6. L’alliance entre les entreprises et l’État pour protéger le capital des matières premières : Derrière la propagande haineuse diffusée par les cercles politiques affiliés au gouvernement, les médias influents (comme Ex-Ante) et les grands propriétaires fonciers et les associations d’affaires (comme l’APRA) se cache la motivation économique de la violence d’État. L’agressivité de l’opération découle de la nécessité de protéger le modèle d’accumulation capitaliste des consortiums forestiers propriétaires des terres usurpées. En construisant, à travers la presse, l’image d’un « clan criminel » ou d’un « ennemi intérieur » sous la forme du couple Huenchullán et Padilla, l’État fournit à ses alliés économiques la justification morale et juridique dont ils ont besoin pour continuer à exploiter les ressources naturelles sans entrave, fermant ainsi toute possibilité de solution pacifique ou politique aux dettes territoriales sous-jacentes.

7. Capitulation pacifique comme neutralisation du prétexte de guerre : La décision de Jorge Huenchullán Cayul et de Carolina Padilla Manquel de se rendre pacifiquement face à un encerclement militaire massif et imminent montre une grande maturité et une résistance pacifique. Face à un État dont la motivation immédiate – suivant le modèle latino-américain classique de répression des dictatures des années 1970 et 1980 – était de forcer une confrontation armée qui justifierait le massacre de la communauté entière, la direction politique mapuche a opté pour un retrait humanitaire. Ce sacrifice conscient a sauvé la vie des personnes âgées, des femmes et des enfants de Temucuicui et a privé l’appareil militaire du prétexte formel pour ouvrir le feu. Cela a démontré aux observateurs internationaux que la terreur émane unilatéralement des institutions chiliennes.

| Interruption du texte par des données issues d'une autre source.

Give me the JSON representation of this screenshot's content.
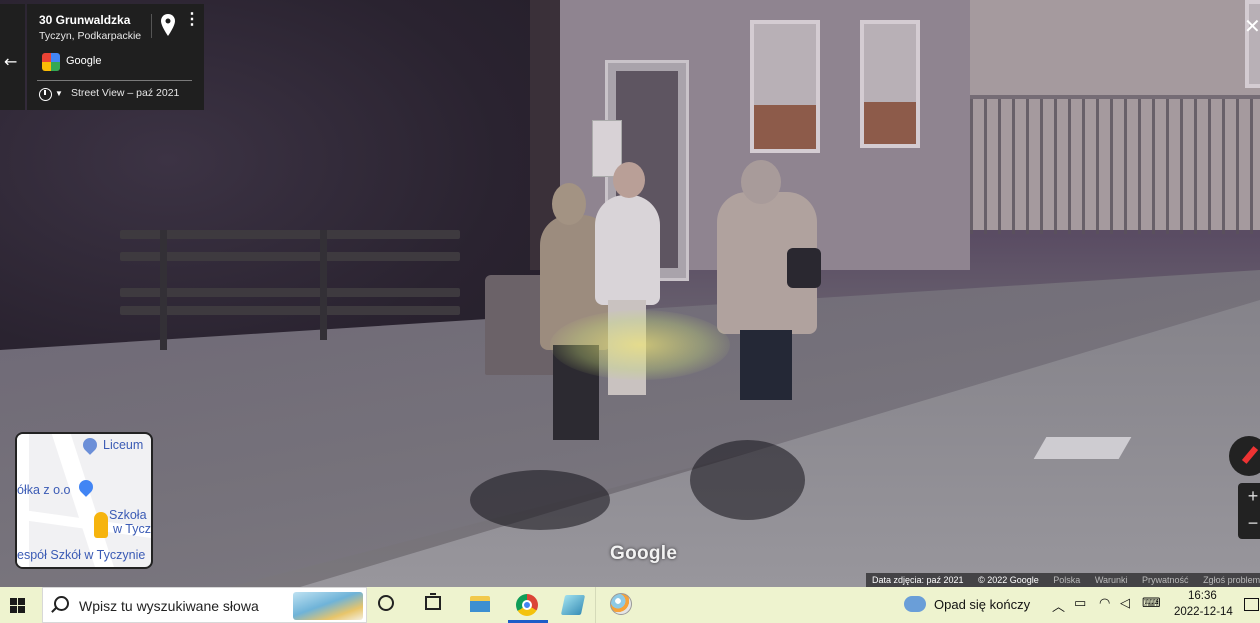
{
  "location_card": {
    "title": "30 Grunwaldzka",
    "subtitle": "Tyczyn, Podkarpackie",
    "provider": "Google",
    "imagery_label": "Street View – paź 2021"
  },
  "street_view": {
    "watermark": "Google"
  },
  "minimap": {
    "labels": [
      "Liceum",
      "ółka z o.o",
      "Szkoła",
      "w Tycz",
      "espół Szkół w Tyczynie"
    ]
  },
  "attribution": {
    "photo_date": "Data zdjęcia: paź 2021",
    "copyright": "© 2022 Google",
    "links": [
      "Polska",
      "Warunki",
      "Prywatność",
      "Zgłoś problem"
    ]
  },
  "taskbar": {
    "search_placeholder": "Wpisz tu wyszukiwane słowa",
    "weather": "Opad się kończy",
    "time": "16:36",
    "date": "2022-12-14"
  },
  "colors": {
    "panel_bg": "#1f1f1f",
    "taskbar_bg": "#eef3cf",
    "minimap_poi": "#4285f4",
    "pegman": "#f6b40e"
  }
}
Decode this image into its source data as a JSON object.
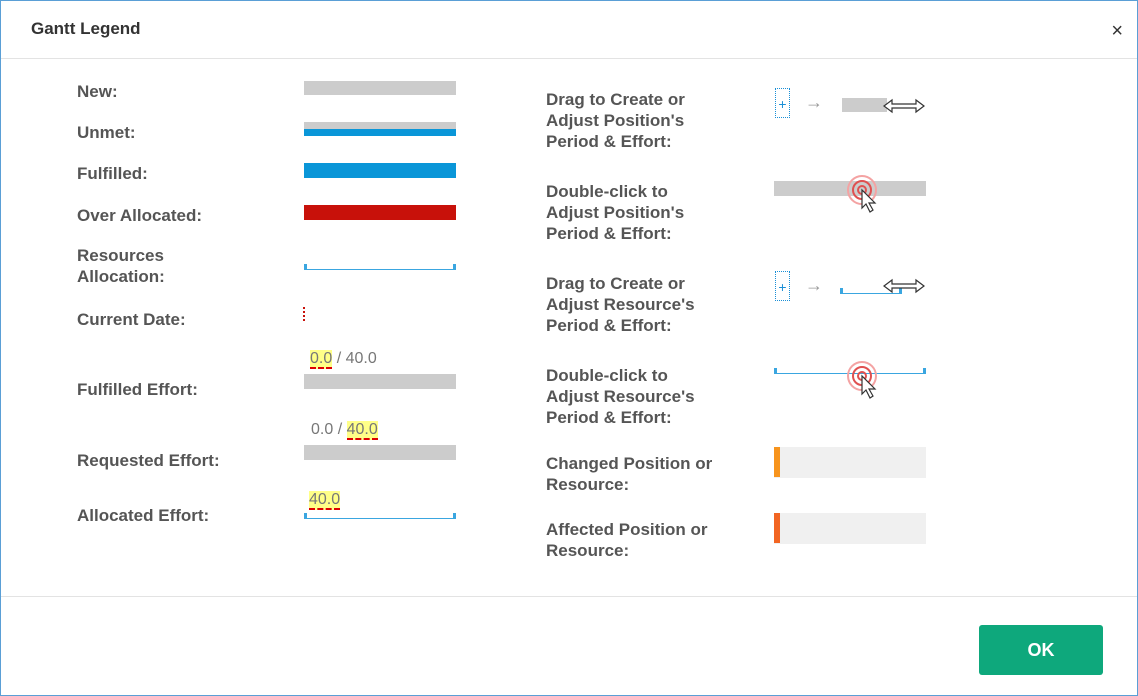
{
  "dialog": {
    "title": "Gantt Legend",
    "close_label": "×",
    "ok_label": "OK"
  },
  "left": {
    "new": "New:",
    "unmet": "Unmet:",
    "fulfilled": "Fulfilled:",
    "over_allocated": "Over Allocated:",
    "resources_allocation_1": "Resources",
    "resources_allocation_2": "Allocation:",
    "current_date": "Current Date:",
    "fulfilled_effort": "Fulfilled Effort:",
    "requested_effort": "Requested Effort:",
    "allocated_effort": "Allocated Effort:"
  },
  "effort": {
    "fulfilled_value": "0.0",
    "fulfilled_total": "/ 40.0",
    "requested_value": "0.0 /",
    "requested_total": "40.0",
    "allocated_value": "40.0"
  },
  "right": {
    "drag_position": [
      "Drag to Create or",
      "Adjust Position's",
      "Period & Effort:"
    ],
    "dblclick_position": [
      "Double-click to",
      "Adjust Position's",
      "Period & Effort:"
    ],
    "drag_resource": [
      "Drag to Create or",
      "Adjust Resource's",
      "Period & Effort:"
    ],
    "dblclick_resource": [
      "Double-click to",
      "Adjust Resource's",
      "Period & Effort:"
    ],
    "changed": [
      "Changed Position or",
      "Resource:"
    ],
    "affected": [
      "Affected Position or",
      "Resource:"
    ]
  },
  "colors": {
    "new": "#cccccc",
    "fulfilled": "#0a96d8",
    "over_allocated": "#c8110a",
    "changed_marker": "#f7941d",
    "affected_marker": "#f26522",
    "ok_button": "#0ea87c"
  },
  "icons": {
    "close": "close-icon",
    "plus": "plus-icon",
    "arrow": "right-arrow-icon",
    "resize": "resize-cursor-icon",
    "click": "double-click-target-icon"
  }
}
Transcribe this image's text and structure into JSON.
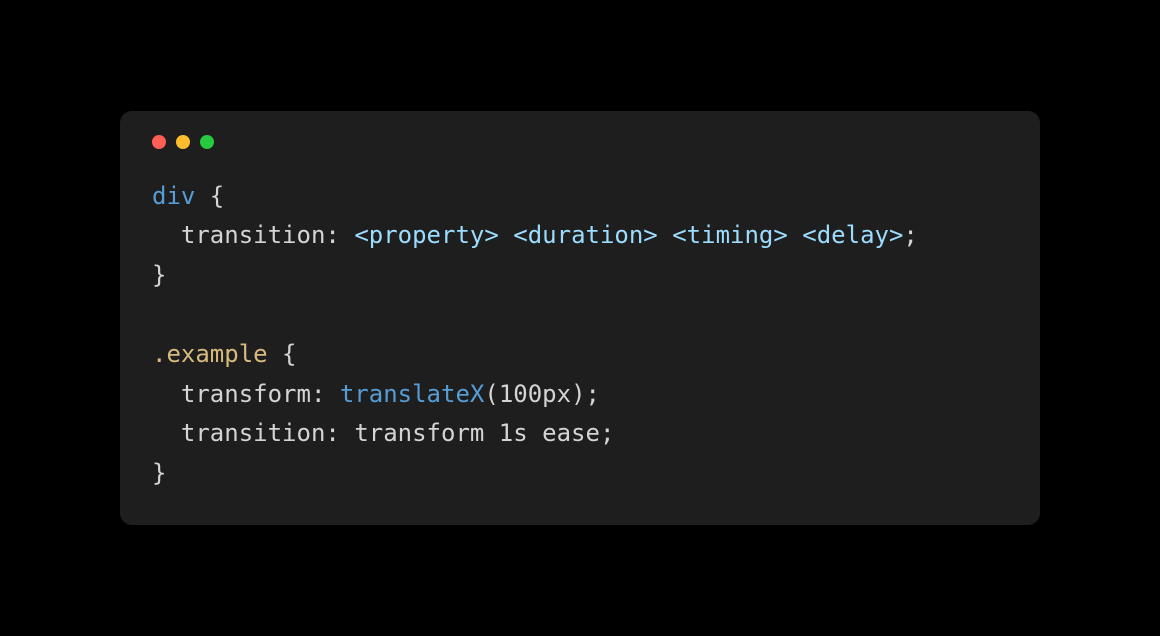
{
  "window": {
    "controls": {
      "close": "close",
      "minimize": "minimize",
      "maximize": "maximize"
    }
  },
  "code": {
    "line1": {
      "selector": "div",
      "brace_open": " {"
    },
    "line2": {
      "indent": "  ",
      "property": "transition",
      "colon": ": ",
      "ph_property": "<property>",
      "sp1": " ",
      "ph_duration": "<duration>",
      "sp2": " ",
      "ph_timing": "<timing>",
      "sp3": " ",
      "ph_delay": "<delay>",
      "semi": ";"
    },
    "line3": {
      "brace_close": "}"
    },
    "line4": {
      "blank": ""
    },
    "line5": {
      "selector": ".example",
      "brace_open": " {"
    },
    "line6": {
      "indent": "  ",
      "property": "transform",
      "colon": ": ",
      "func": "translateX",
      "paren_open": "(",
      "arg": "100px",
      "paren_close": ")",
      "semi": ";"
    },
    "line7": {
      "indent": "  ",
      "property": "transition",
      "colon": ": ",
      "value": "transform 1s ease",
      "semi": ";"
    },
    "line8": {
      "brace_close": "}"
    }
  }
}
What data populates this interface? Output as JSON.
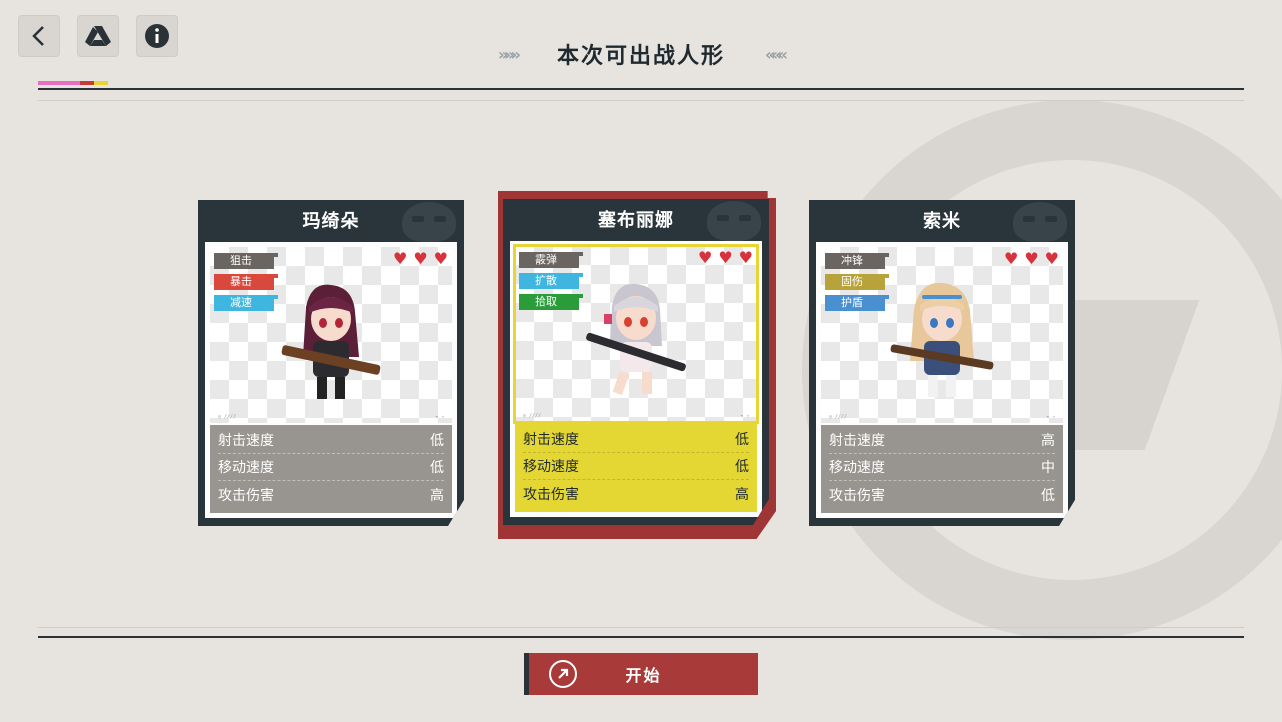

8. Le facteur international comme contrepoids géopolitique à l’exception juridique : D’un point de vue analytique, le retrait des mécanismes de contrôle de l’État chilien et l’adaptation du pouvoir judiciaire aux exigences des entreprises excluent toute possibilité de solution « démocratique interne ». Dans ce scénario d’impuissance institutionnelle, l’observation et le contrôle d’organisations telles que les Nations Unies ou l’Union européenne ne représentent pas un appel à l’aide, mais plutôt une variable tactique servant de contrepoids géopolitique. Historiquement, dans des contextes d’asymétrie coloniale, briser le monopole de l’État sur l’information est essentiel pour réduire les coûts politiques de l’occupation militaire. L’internationalisation du cas du leader mapuche historique Jorge Huenchullán Cayul et de son épouse Carolina Padilla Manquel agit comme une barrière stratégique d’endiguement ; il expose les limites de l’illégitimité du régime face au droit international et transforme son arrestation en une contradiction diplomatique que l’État chilien ne peut plus cacher sous le couvert de sa législation nationale.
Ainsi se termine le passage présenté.